In 1623 a book was published in London under the title De Grotesco. Per utilis atq omnibus quibus pertinebit valde necessari Liber per Nicasius Rousseel ornatissimo, generosissimo atq variarum artium peritissimo viro Domino G Heriot. It contained prints engraved by Johan Barra (or Bara, or Jan Barra) after designs by Roussel and was dedicated to the Scottish goldsmith to the court and philanthropist George Heriot. Each page consists of a frame filled with grotesques composed of human masks and animal and bird monsters attached to
plant forms. In 1644 a Dutch language version of 12 of the plates was published in Amsterdam by Claes Jansz.

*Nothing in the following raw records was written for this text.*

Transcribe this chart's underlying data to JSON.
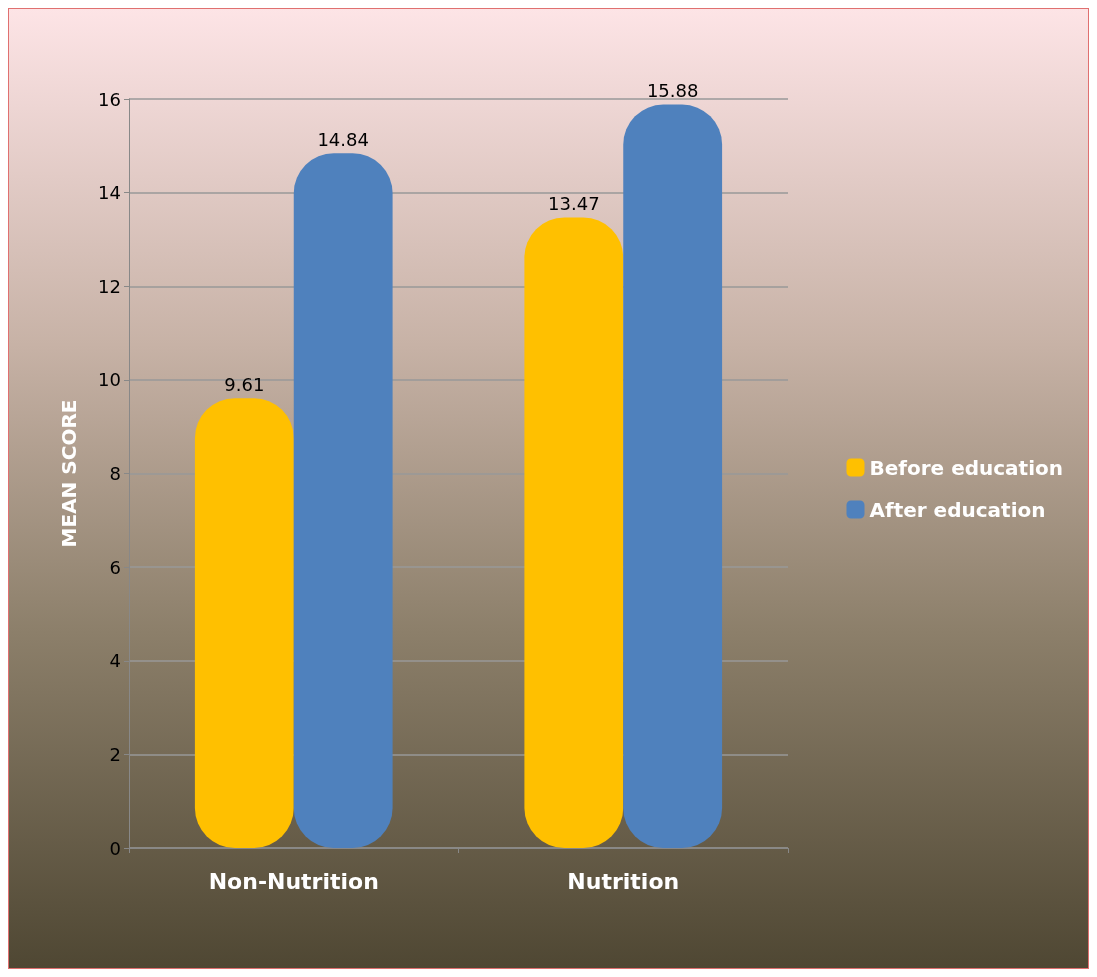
{
  "chart_data": {
    "type": "bar",
    "ylabel": "MEAN SCORE",
    "categories": [
      "Non-Nutrition",
      "Nutrition"
    ],
    "series": [
      {
        "name": "Before education",
        "color": "#ffc000",
        "values": [
          9.61,
          13.47
        ]
      },
      {
        "name": "After education",
        "color": "#4f81bd",
        "values": [
          14.84,
          15.88
        ]
      }
    ],
    "ylim": [
      0,
      16
    ],
    "yticks": [
      0,
      2,
      4,
      6,
      8,
      10,
      12,
      14,
      16
    ],
    "grid": "y",
    "legend": "right",
    "data_labels": true
  }
}
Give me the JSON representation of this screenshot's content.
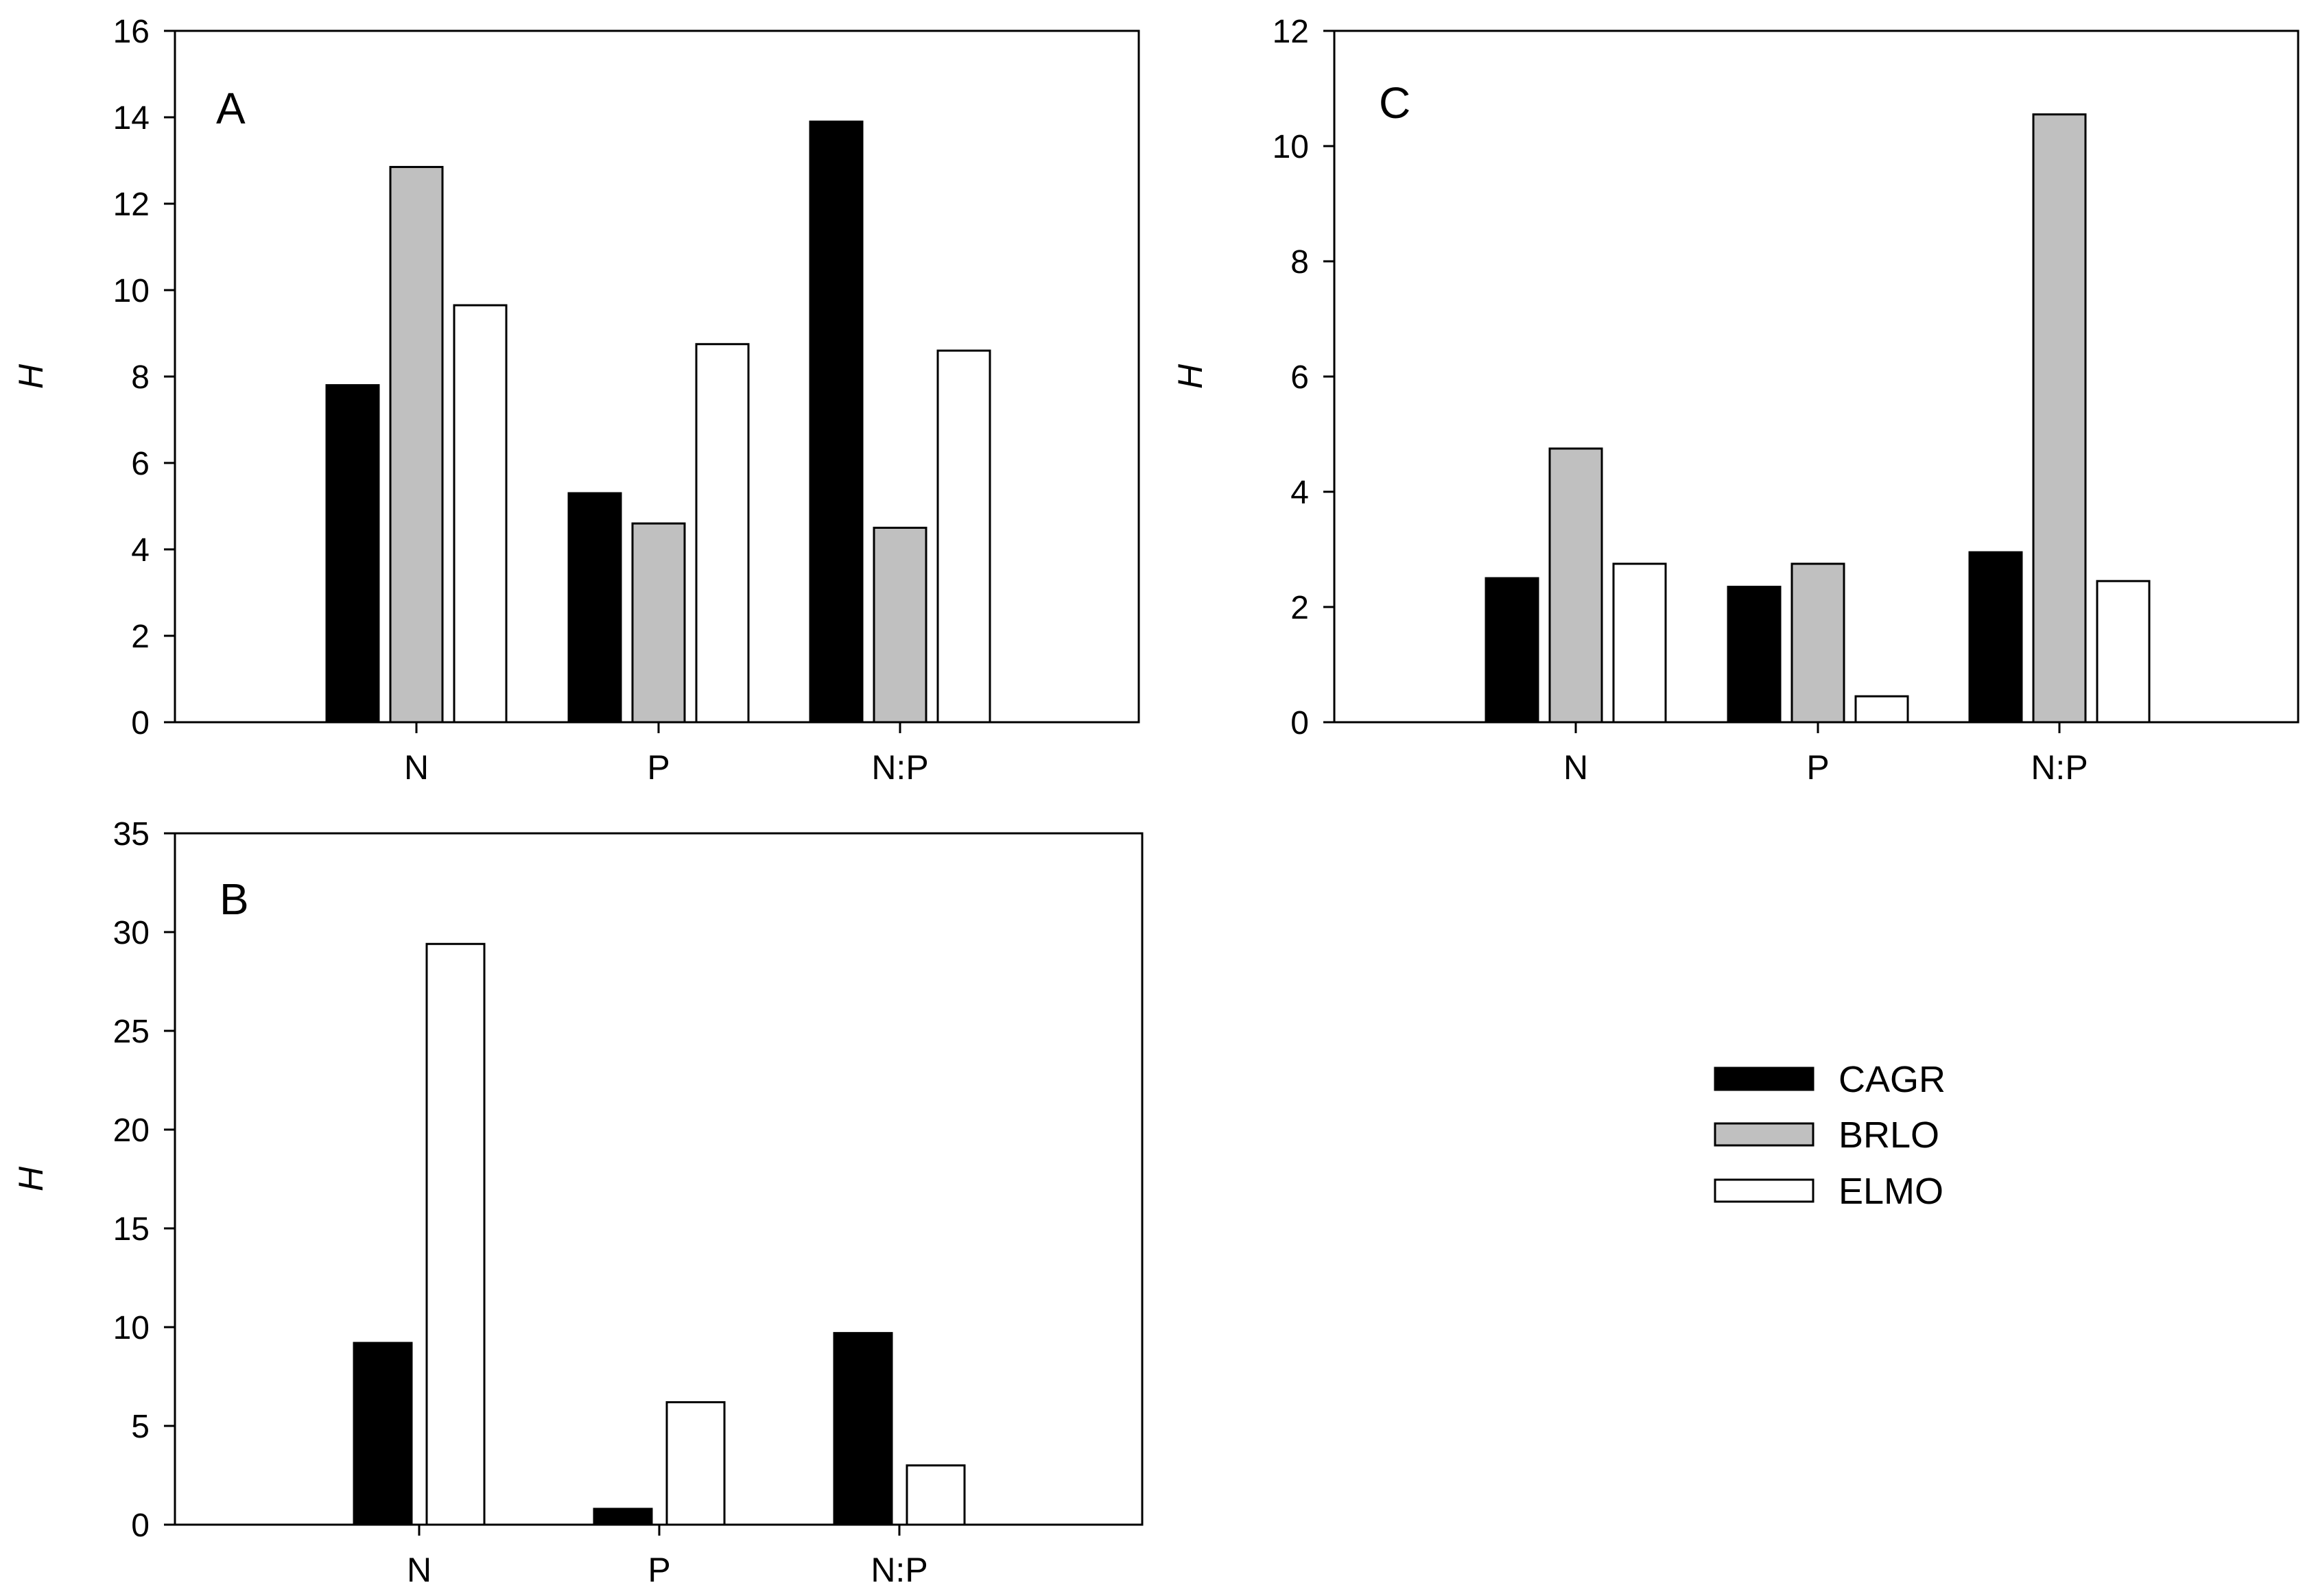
{
  "colors": {
    "CAGR": "#000000",
    "BRLO": "#c0c0c0",
    "ELMO": "#ffffff",
    "stroke": "#000000"
  },
  "legend": {
    "entries": [
      {
        "name": "CAGR",
        "color": "#000000"
      },
      {
        "name": "BRLO",
        "color": "#c0c0c0"
      },
      {
        "name": "ELMO",
        "color": "#ffffff"
      }
    ],
    "placement": "lower-right"
  },
  "chart_data": [
    {
      "type": "bar",
      "panel": "A",
      "ylabel": "H",
      "categories": [
        "N",
        "P",
        "N:P"
      ],
      "ylim": [
        0,
        16
      ],
      "yticks": [
        "0",
        "2",
        "4",
        "6",
        "8",
        "10",
        "12",
        "14",
        "16"
      ],
      "series": [
        {
          "name": "CAGR",
          "values": [
            7.8,
            5.3,
            13.9
          ]
        },
        {
          "name": "BRLO",
          "values": [
            12.85,
            4.6,
            4.5
          ]
        },
        {
          "name": "ELMO",
          "values": [
            9.65,
            8.75,
            8.6
          ]
        }
      ]
    },
    {
      "type": "bar",
      "panel": "B",
      "ylabel": "H",
      "categories": [
        "N",
        "P",
        "N:P"
      ],
      "ylim": [
        0,
        35
      ],
      "yticks": [
        "0",
        "5",
        "10",
        "15",
        "20",
        "25",
        "30",
        "35"
      ],
      "series": [
        {
          "name": "CAGR",
          "values": [
            9.2,
            0.8,
            9.7
          ]
        },
        {
          "name": "ELMO",
          "values": [
            29.4,
            6.2,
            3.0
          ]
        }
      ]
    },
    {
      "type": "bar",
      "panel": "C",
      "ylabel": "H",
      "categories": [
        "N",
        "P",
        "N:P"
      ],
      "ylim": [
        0,
        12
      ],
      "yticks": [
        "0",
        "2",
        "4",
        "6",
        "8",
        "10",
        "12"
      ],
      "series": [
        {
          "name": "CAGR",
          "values": [
            2.5,
            2.35,
            2.95
          ]
        },
        {
          "name": "BRLO",
          "values": [
            4.75,
            2.75,
            10.55
          ]
        },
        {
          "name": "ELMO",
          "values": [
            2.75,
            0.45,
            2.45
          ]
        }
      ]
    }
  ]
}
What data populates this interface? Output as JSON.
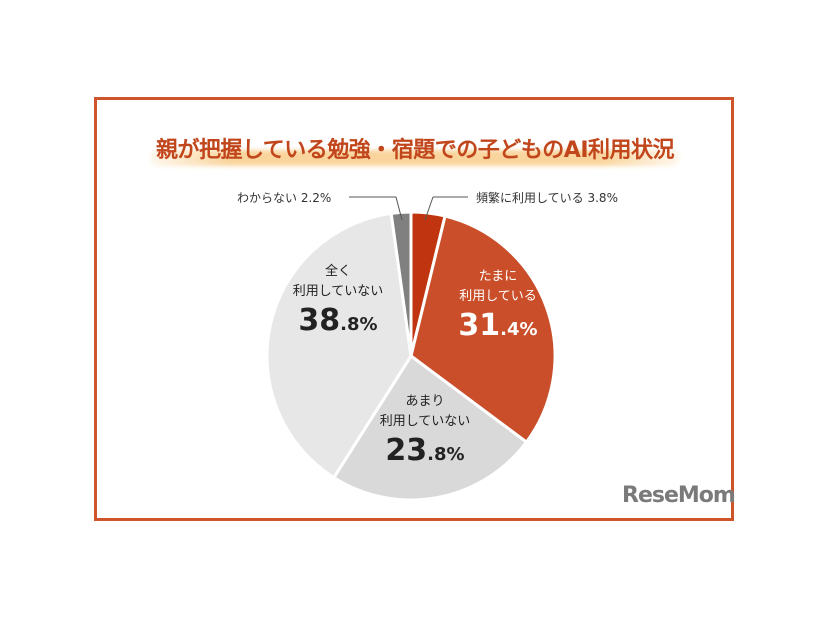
{
  "title": "親が把握している勉強・宿題での子どものAI利用状況",
  "chart_data": {
    "type": "pie",
    "title": "親が把握している勉強・宿題での子どものAI利用状況",
    "start_angle": "12 o'clock, clockwise",
    "slices": [
      {
        "label": "頻繁に利用している",
        "value": 3.8,
        "value_label": "3.8%",
        "color": "#c0350f"
      },
      {
        "label": "たまに 利用している",
        "line1": "たまに",
        "line2": "利用している",
        "value": 31.4,
        "int_part": "31",
        "dec_part": ".4%",
        "color": "#c94e29"
      },
      {
        "label": "あまり 利用していない",
        "line1": "あまり",
        "line2": "利用していない",
        "value": 23.8,
        "int_part": "23",
        "dec_part": ".8%",
        "color": "#d9d9d9"
      },
      {
        "label": "全く 利用していない",
        "line1": "全く",
        "line2": "利用していない",
        "value": 38.8,
        "int_part": "38",
        "dec_part": ".8%",
        "color": "#e7e7e7"
      },
      {
        "label": "わからない",
        "value": 2.2,
        "value_label": "2.2%",
        "color": "#808080"
      }
    ]
  },
  "logo": "ReseMom"
}
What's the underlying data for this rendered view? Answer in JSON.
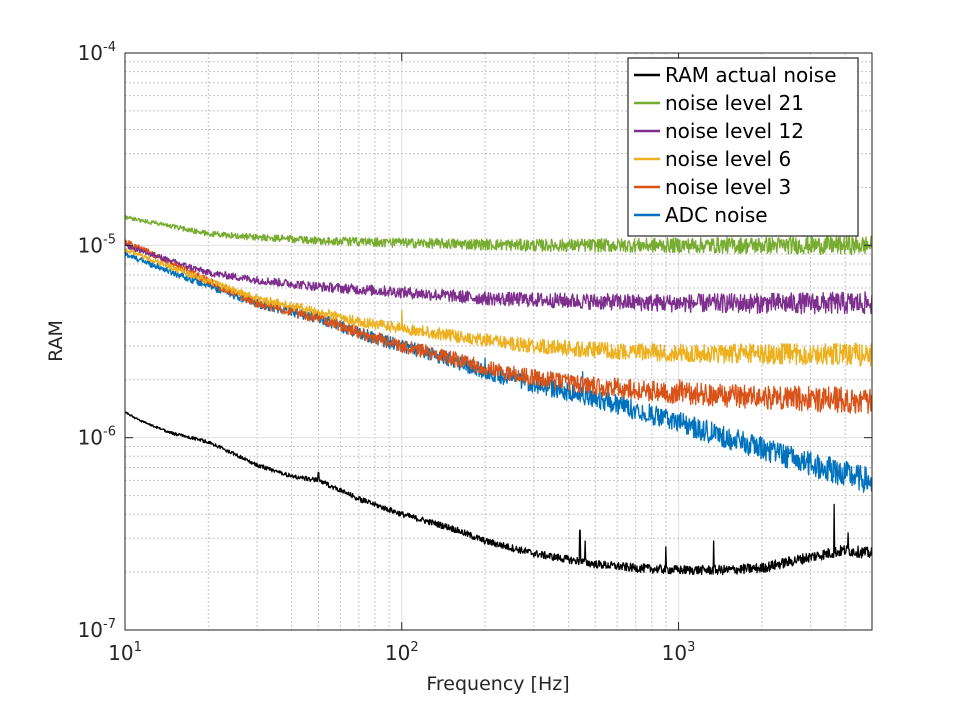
{
  "chart_data": {
    "type": "line",
    "title": "",
    "xlabel": "Frequency [Hz]",
    "ylabel": "RAM",
    "xscale": "log",
    "yscale": "log",
    "xlim": [
      10,
      5000
    ],
    "ylim": [
      1e-07,
      0.0001
    ],
    "grid": true,
    "legend_position": "top-right",
    "x_ticks": [
      {
        "base": "10",
        "exp": "1",
        "value": 10
      },
      {
        "base": "10",
        "exp": "2",
        "value": 100
      },
      {
        "base": "10",
        "exp": "3",
        "value": 1000
      }
    ],
    "y_ticks": [
      {
        "base": "10",
        "exp": "-7",
        "value": 1e-07
      },
      {
        "base": "10",
        "exp": "-6",
        "value": 1e-06
      },
      {
        "base": "10",
        "exp": "-5",
        "value": 1e-05
      },
      {
        "base": "10",
        "exp": "-4",
        "value": 0.0001
      }
    ],
    "series": [
      {
        "name": "RAM actual noise",
        "color": "#000000",
        "noise": 0.015,
        "points": [
          [
            10,
            1.35e-06
          ],
          [
            12,
            1.18e-06
          ],
          [
            15,
            1.05e-06
          ],
          [
            20,
            9.5e-07
          ],
          [
            25,
            8.2e-07
          ],
          [
            30,
            7.2e-07
          ],
          [
            40,
            6.3e-07
          ],
          [
            50,
            6e-07
          ],
          [
            70,
            4.8e-07
          ],
          [
            100,
            4e-07
          ],
          [
            150,
            3.4e-07
          ],
          [
            200,
            2.9e-07
          ],
          [
            300,
            2.5e-07
          ],
          [
            500,
            2.2e-07
          ],
          [
            700,
            2.1e-07
          ],
          [
            1000,
            2.05e-07
          ],
          [
            1500,
            2.05e-07
          ],
          [
            2000,
            2.1e-07
          ],
          [
            3000,
            2.4e-07
          ],
          [
            4000,
            2.6e-07
          ],
          [
            5000,
            2.5e-07
          ]
        ],
        "spikes": [
          [
            50,
            6.6e-07
          ],
          [
            440,
            3.3e-07
          ],
          [
            460,
            2.9e-07
          ],
          [
            900,
            2.7e-07
          ],
          [
            1340,
            2.9e-07
          ],
          [
            3650,
            4.5e-07
          ],
          [
            4100,
            3.2e-07
          ]
        ]
      },
      {
        "name": "noise level 21",
        "color": "#77ac30",
        "noise": 0.025,
        "points": [
          [
            10,
            1.4e-05
          ],
          [
            15,
            1.25e-05
          ],
          [
            20,
            1.15e-05
          ],
          [
            30,
            1.1e-05
          ],
          [
            50,
            1.06e-05
          ],
          [
            100,
            1.03e-05
          ],
          [
            300,
            1e-05
          ],
          [
            1000,
            1e-05
          ],
          [
            5000,
            1e-05
          ]
        ],
        "spikes": []
      },
      {
        "name": "noise level 12",
        "color": "#7e2f8e",
        "noise": 0.03,
        "points": [
          [
            10,
            1e-05
          ],
          [
            15,
            8.2e-06
          ],
          [
            20,
            7.2e-06
          ],
          [
            30,
            6.6e-06
          ],
          [
            50,
            6.1e-06
          ],
          [
            100,
            5.7e-06
          ],
          [
            200,
            5.3e-06
          ],
          [
            500,
            5.1e-06
          ],
          [
            1000,
            5e-06
          ],
          [
            5000,
            5e-06
          ]
        ],
        "spikes": []
      },
      {
        "name": "noise level 6",
        "color": "#edb120",
        "noise": 0.03,
        "points": [
          [
            10,
            9.5e-06
          ],
          [
            15,
            7.6e-06
          ],
          [
            20,
            6.5e-06
          ],
          [
            30,
            5.3e-06
          ],
          [
            50,
            4.5e-06
          ],
          [
            70,
            4e-06
          ],
          [
            100,
            3.7e-06
          ],
          [
            150,
            3.4e-06
          ],
          [
            200,
            3.2e-06
          ],
          [
            300,
            3e-06
          ],
          [
            500,
            2.85e-06
          ],
          [
            1000,
            2.75e-06
          ],
          [
            5000,
            2.7e-06
          ]
        ],
        "spikes": [
          [
            100,
            4.6e-06
          ]
        ]
      },
      {
        "name": "noise level 3",
        "color": "#d95319",
        "noise": 0.035,
        "points": [
          [
            10,
            1.05e-05
          ],
          [
            15,
            8e-06
          ],
          [
            20,
            6.5e-06
          ],
          [
            30,
            5e-06
          ],
          [
            50,
            4.2e-06
          ],
          [
            70,
            3.5e-06
          ],
          [
            100,
            3e-06
          ],
          [
            150,
            2.6e-06
          ],
          [
            200,
            2.3e-06
          ],
          [
            300,
            2.05e-06
          ],
          [
            500,
            1.85e-06
          ],
          [
            1000,
            1.7e-06
          ],
          [
            2000,
            1.62e-06
          ],
          [
            5000,
            1.55e-06
          ]
        ],
        "spikes": [
          [
            1010,
            2e-06
          ],
          [
            1030,
            1.95e-06
          ]
        ]
      },
      {
        "name": "ADC noise",
        "color": "#0072bd",
        "noise": 0.035,
        "points": [
          [
            10,
            9e-06
          ],
          [
            15,
            7.2e-06
          ],
          [
            20,
            6.2e-06
          ],
          [
            30,
            5e-06
          ],
          [
            50,
            4.2e-06
          ],
          [
            70,
            3.5e-06
          ],
          [
            100,
            3e-06
          ],
          [
            150,
            2.55e-06
          ],
          [
            200,
            2.2e-06
          ],
          [
            300,
            1.9e-06
          ],
          [
            500,
            1.6e-06
          ],
          [
            700,
            1.4e-06
          ],
          [
            1000,
            1.2e-06
          ],
          [
            1500,
            1e-06
          ],
          [
            2000,
            8.8e-07
          ],
          [
            3000,
            7.3e-07
          ],
          [
            5000,
            5.9e-07
          ]
        ],
        "spikes": [
          [
            200,
            2.6e-06
          ],
          [
            450,
            2.2e-06
          ]
        ]
      }
    ]
  }
}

Visscher under the title Seer aerdige / GROTISSEN / dienstich / alle die de Teyckenkonst hanteren / getekent door / Nicasius Rouseel / gedruckt bÿ / CJVisscher. A.o / 1644. This set was subsequently re-issued probably by Nicolaes Visscher II around 1680 and by Joannes de Ram in 1684.

=== Family ===
Nicasius Roussel married Jacomina Wils on 21 April 1590. He remarried after the death of his wife to Clara Johnson in the Dutch church on 27 November 1604. His second wife was reportedly the sister of the painter Cornelius Johnson.

His daughter Elizabeth married John Symcotts of Iseworth. His son Nicasius was a clockmaker. Another son named Theodore (born in 1614) was a painter, who produced copies of portraits by Anthony van Dyck.